C’est dans une autre direction, du côté du nord, dans l’axe de la porte de Beyries, que les faubourgs durent aussi s’étendre aux XIIe et XIIIe siècles. En effet, c’est dans ce secteur que se trouvait l’église Saint-Michel et probablement l’emplacement du premier couvent des frères mineurs. Il aurait suffi de continuer à s’appuyer à la rivière et de bâtir un mur depuis les foulons (F) jusqu’à l’angle nord-ouest de l’enceinte (N, couvent des religieuses de Saint-Benoît). La zone ainsi close aurait été presque aussi étendue que la ville intra-muros. C’est au premier tiers du XIIIe siècle que la ville connut sans doute sa plus grande extension, mais une prospérité modeste, comme en témoigne la présence d’un seul ordre mendiant qui devait beaucoup plus à la générosité de la famille d’Albret qu’à celle des bourgeois de Casteljaloux. Probablement en raison de l’insécurité croissante – les années 1246-1255 furent particulièrement agitées dans le duché –, les frères mineurs abandonnent leur premier couvent pour s’installer intra-muros vers 1270. Dès le début du XIVe siècle, le royaume entre dans une période de récession démographique qui va s’accentuant à partir de la peste de 1348 qui n’épargna pas probablement Casteljaloux. La plupart des villes vont alors rester enfermées dans leur dernière enceinte jusque dans la seconde moitié du XVIIIe siècle.

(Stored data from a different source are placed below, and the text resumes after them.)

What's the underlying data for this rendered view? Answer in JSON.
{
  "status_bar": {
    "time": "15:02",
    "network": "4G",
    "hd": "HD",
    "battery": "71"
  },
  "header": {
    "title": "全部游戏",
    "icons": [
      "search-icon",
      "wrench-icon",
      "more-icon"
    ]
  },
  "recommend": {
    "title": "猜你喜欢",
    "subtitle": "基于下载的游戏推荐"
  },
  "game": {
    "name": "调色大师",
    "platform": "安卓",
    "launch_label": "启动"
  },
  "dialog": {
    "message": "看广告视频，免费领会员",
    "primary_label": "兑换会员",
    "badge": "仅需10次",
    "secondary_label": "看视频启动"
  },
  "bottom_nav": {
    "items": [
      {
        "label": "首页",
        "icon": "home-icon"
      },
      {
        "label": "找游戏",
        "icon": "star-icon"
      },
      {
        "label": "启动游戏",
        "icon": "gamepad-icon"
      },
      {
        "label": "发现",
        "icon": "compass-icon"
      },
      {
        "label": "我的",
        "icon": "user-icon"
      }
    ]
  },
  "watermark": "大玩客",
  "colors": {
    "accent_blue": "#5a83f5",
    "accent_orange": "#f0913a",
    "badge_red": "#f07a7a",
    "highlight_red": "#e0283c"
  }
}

Soyons clairs, le schéma d’évolution que nous venons d’esquisser s’appuie sur un trop petit nombre de certitudes pour être considéré comme définitif. Quelle place en effet peut-on accorder au contrat de paréage entre les Albret et l’abbé de La Sauve, même s’il resta à l’état de projet ou s’il avorta ? Nous avions pensé en 1972 que ce contrat avait été mis à exécution et vu dans le prieuré de Saint-Raphaël celui de la Sauve. Or nous ignorons qui fut le fondateur de l’église Saint-Raphaël et si ce fut, dès l’origine, un prieuré. Nous ignorons aussi à quel titre et pour quel motif l’évêque Bertrand de Baslade a fait don de l’église Saint-Raphaël aux moines de Tourtoirac. On ne saurait donc affirmer qu’il n’existe aucun lien possible entre cette église et l’abbaye de La Sauve. Mais, si tel était le cas, la date de 1131 serait à rejeter, car trop tardive. Dans le cas contraire, il conviendrait de chercher en dehors de l’enceinte l’emplacement prévu pour l’implantation de la fondation issue du contrat de paréage. Mais on ne saurait imaginer dans une ville modeste comme l’était Casteljaloux la présence de deux prieurés bénédictins. Comme on le voit, Casteljaloux n’a pas encore livré tous ses secrets.
Notes
- On notera aussi que les différents inventaires du trésor des chartes d’Albret conservés aux archives des Pyrénées-Atlantiques E 13 (1498), E 14 (1544), E 139 et E 140 (XVe siècle) ne mentionnent pas d’actes antérieurs à 1350 concernant Casteljaloux.
- Archives départementales de la Gironde A. D. 33 C824 et 2 Fi 972. Nous avons déjà publié ces deux plans dans chacune des deux éditions de notre thèse. Dans la seconde Marquette Jean Bernard, Les Albret. L’ascension d’un lignage gascon (XIe siècle-1360) (Les Albret), Ausonius, 2010, p. 50-51, il s’agit de reproductions en couleur qui facilitent leur analyse.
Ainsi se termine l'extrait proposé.